Pinker desenvolveu a teoria computacional da mente, equiparando o funcionamento do cérebro humano ao de um computador, explicando como se formam os processos de visão, audição e movimento, teoria essa que dividiu opiniões na comunidade científica, recebendo elogios e duras críticas.

Outra teoria polêmica do canadense defende que expressões como a fé, a organização política e o comportamento sexual humano são mecanismos que visam manter a sobrevivência do homem como espécie e indivíduo. Pinker acredita que a existência humana seja inata, e que os filhos herdem genes de seus pais. Assim, qualquer similitude pode simplesmente refletir a herança biológica de traços psicológicos.

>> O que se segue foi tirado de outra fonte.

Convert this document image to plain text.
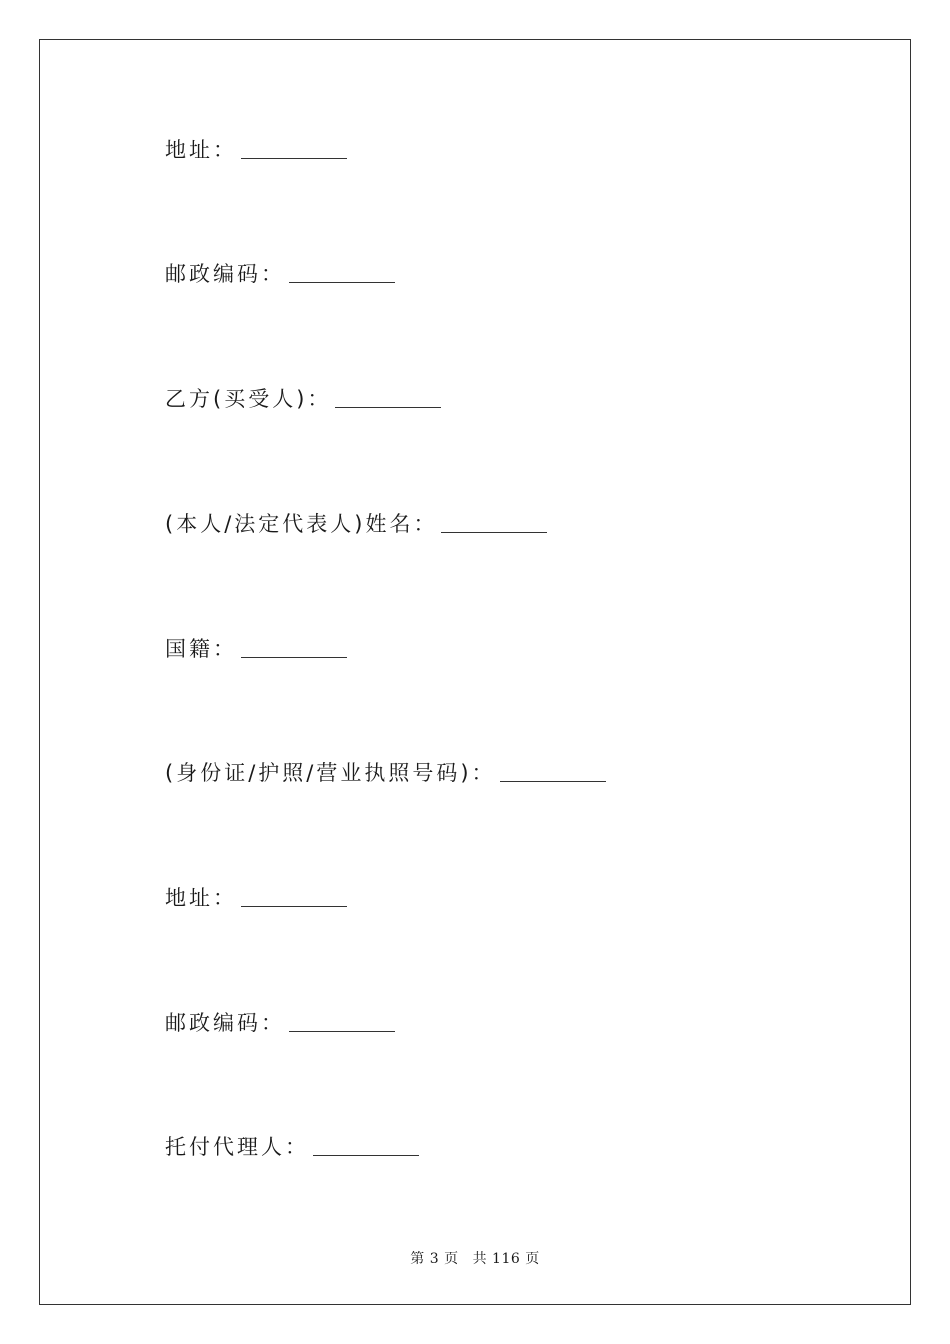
地址：
邮政编码：
乙方(买受人)：
(本人/法定代表人)姓名：
国籍：
(身份证/护照/营业执照号码)：
地址：
邮政编码：
托付代理人：
第 3 页 共 116 页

O canadense tem diversos livros publicados no Brasil, entre os principais Do que é feito o pensamento (2008), Tábula Rasa (2004) e Como a mente funciona (1997), dos quais dissertou durante sua palestra. Em a Tábula Rasa o linguista aborda as relações entre natureza - criação e hereditariedade - meio ambiente, em que usa a linguagem como um dos principais exemplos: "Ninguém nasce sabendo determinada língua. São utilizados mecanismos inatos para esse processo", comenta o canadense.

Em seu último livro, Do que é feito o pensamento, o linguista analisa a influência do verbo no efeito causa - ação, e na relação humana com o tempo. Além do verbo, analisa a utilização de eufemismos na velocidade da linguagem humana. "Uso como exemplo o fato de que, por vezes, o ser humano não diz exatamente o que quer dizer, mesmo quando o interlocutor sabe o que queria ser dito de verdade", ressalta o psicólogo.

Em relação à linguagem, o psicólogo acredita que os seres humanos tendem a ser diretos de acordo com o nível hierárquico, quanto mais superior mais direto tendem a ser na linguagem. Outro ponto abordado pelo teórico refere-se a palavras chaves, consideradas tabus, que criam emoções negativas em seu sentido. "Cada cultura tem as suas, porém existe algumas que criam significados universais", conta Stiven. Tais como:

Religião - medo perante a Deus

Excreção - nojo

Sexualidade - perversão, repulsa

Doença e morte - medo

Porém até que ponto controlamos a nossa linguagem? Pinker considera a relação pensamento - linguagem algo muito complexo. "Não pensamos apenas por palavras. Pensamos através de vários signos. Porém as palavras podem ajudar a orientar o pensamento", completa o linguista.